Jack in the Box springs ahead
Jack in the Box gained 6% following the release of its fiscal fourth-quarter results. The fast-food chain's adjusted operating earnings were modestly higher year over year, and it delivered same-restaurant sales growth of 0.5%. Revenue plunged 24% due to the company's sale of Mexican restaurant chain Qdoba, but Jack in the Box's guidance for comps growth of 0% to 2% in fiscal 2019 was well received, as was its outlook for continued franchise expansion.
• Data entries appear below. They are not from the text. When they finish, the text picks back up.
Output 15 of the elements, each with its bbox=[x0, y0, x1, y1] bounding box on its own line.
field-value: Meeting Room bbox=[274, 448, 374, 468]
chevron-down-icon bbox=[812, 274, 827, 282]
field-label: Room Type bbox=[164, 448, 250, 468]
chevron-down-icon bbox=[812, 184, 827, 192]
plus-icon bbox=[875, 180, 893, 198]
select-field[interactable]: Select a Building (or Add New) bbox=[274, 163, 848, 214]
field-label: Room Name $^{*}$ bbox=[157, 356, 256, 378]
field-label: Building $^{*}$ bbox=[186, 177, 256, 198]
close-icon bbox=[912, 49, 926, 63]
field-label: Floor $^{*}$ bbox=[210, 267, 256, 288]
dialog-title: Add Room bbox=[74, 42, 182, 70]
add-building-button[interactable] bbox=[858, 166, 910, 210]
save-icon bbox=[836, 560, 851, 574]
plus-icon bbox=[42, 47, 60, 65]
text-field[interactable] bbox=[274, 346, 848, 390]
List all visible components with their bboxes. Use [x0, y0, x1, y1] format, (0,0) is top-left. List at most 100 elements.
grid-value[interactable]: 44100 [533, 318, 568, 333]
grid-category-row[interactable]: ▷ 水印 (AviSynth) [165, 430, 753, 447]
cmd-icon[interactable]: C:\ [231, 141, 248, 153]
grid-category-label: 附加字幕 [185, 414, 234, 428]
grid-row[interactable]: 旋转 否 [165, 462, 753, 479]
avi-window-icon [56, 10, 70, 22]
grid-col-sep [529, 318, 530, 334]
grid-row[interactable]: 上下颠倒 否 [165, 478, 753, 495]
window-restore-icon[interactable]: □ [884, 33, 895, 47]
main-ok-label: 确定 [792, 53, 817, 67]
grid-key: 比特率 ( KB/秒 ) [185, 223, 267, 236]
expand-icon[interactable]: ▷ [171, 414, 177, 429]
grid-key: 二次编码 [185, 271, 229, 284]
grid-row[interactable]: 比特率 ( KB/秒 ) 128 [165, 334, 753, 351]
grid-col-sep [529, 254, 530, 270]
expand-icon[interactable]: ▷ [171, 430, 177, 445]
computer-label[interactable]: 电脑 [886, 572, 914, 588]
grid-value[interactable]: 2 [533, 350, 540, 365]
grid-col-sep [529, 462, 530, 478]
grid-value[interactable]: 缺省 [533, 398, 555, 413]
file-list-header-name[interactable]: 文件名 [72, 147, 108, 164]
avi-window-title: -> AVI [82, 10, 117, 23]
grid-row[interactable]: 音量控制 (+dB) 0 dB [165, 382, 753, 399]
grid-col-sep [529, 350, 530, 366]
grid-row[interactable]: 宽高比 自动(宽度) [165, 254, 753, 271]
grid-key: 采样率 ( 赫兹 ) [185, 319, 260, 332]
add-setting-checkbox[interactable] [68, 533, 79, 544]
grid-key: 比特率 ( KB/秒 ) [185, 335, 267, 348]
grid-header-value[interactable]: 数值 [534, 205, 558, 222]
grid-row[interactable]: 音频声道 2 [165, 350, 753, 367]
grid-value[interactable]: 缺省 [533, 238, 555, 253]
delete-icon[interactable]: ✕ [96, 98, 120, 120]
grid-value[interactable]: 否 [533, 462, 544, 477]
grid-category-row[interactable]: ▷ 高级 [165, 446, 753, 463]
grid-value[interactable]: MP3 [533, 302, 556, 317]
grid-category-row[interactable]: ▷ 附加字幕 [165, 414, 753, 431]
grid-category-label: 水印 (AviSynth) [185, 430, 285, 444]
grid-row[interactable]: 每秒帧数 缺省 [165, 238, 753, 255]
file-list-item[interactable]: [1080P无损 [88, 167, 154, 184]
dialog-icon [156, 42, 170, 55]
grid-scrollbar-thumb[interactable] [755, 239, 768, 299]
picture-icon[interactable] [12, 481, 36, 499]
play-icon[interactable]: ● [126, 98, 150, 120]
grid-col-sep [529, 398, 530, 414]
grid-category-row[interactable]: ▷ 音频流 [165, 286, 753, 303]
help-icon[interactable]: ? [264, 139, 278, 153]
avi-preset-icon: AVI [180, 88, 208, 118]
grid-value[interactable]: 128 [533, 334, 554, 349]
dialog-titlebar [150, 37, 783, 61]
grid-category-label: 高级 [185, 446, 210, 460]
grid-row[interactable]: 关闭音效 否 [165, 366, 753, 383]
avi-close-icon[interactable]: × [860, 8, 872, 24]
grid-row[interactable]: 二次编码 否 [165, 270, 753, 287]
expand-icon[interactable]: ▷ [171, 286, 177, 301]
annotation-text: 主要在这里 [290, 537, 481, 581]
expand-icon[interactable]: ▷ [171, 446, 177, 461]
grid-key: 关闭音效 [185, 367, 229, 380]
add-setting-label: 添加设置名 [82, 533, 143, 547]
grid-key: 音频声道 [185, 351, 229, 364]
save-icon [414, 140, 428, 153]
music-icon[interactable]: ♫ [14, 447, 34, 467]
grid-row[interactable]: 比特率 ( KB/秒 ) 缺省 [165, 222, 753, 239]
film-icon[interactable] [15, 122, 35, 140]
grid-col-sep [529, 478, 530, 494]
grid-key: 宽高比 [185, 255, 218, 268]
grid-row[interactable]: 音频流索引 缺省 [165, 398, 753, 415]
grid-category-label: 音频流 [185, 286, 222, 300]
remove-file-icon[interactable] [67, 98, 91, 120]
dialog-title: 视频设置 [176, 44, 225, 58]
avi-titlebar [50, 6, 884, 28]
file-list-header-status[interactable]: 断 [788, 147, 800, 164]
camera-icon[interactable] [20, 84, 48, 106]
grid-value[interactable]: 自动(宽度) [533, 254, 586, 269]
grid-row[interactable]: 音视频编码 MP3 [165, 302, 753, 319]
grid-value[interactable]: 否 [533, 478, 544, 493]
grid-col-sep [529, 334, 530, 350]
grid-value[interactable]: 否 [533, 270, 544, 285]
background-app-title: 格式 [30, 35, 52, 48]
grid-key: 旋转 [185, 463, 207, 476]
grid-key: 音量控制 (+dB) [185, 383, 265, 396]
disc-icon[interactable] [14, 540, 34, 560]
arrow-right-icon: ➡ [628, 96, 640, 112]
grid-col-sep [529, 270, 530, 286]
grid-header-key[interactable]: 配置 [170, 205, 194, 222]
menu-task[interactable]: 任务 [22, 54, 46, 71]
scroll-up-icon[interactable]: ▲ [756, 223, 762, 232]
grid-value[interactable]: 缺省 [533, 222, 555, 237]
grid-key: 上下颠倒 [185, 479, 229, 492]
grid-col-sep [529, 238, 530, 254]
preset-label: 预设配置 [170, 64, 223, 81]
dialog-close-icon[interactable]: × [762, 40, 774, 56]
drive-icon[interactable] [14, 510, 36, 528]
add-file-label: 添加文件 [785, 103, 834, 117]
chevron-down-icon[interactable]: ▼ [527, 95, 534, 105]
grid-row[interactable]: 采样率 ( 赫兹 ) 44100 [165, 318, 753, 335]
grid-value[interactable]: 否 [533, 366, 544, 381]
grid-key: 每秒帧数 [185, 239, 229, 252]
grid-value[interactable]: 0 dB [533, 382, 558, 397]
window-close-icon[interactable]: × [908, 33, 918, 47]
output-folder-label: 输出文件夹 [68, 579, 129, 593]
Franchisees haven't been entirely happy with the chain's top leadership lately, but Tuesday's share price pop suggests shareholders still have some confidence in management.
Pinduoduo hits the target
Finally, Pinduoduo jumped 16%. The Chinese e-commerce specialist said that gross merchandise value almost quintupled year over year in the third quarter, with average monthly active users more than tripling to 231.7 million and active buyer and spending-per-buyer metrics also rising well. The company, which aims to offer a fun shopping experience to customers, has pursued growth at all costs -- a strategy reflected in its skyrocketing net losses. Shareholders will find Tuesday's share price bounce welcome new after its recent declines due to trade war concerns, but investors should be prepared for this company to exhibit continued volatility.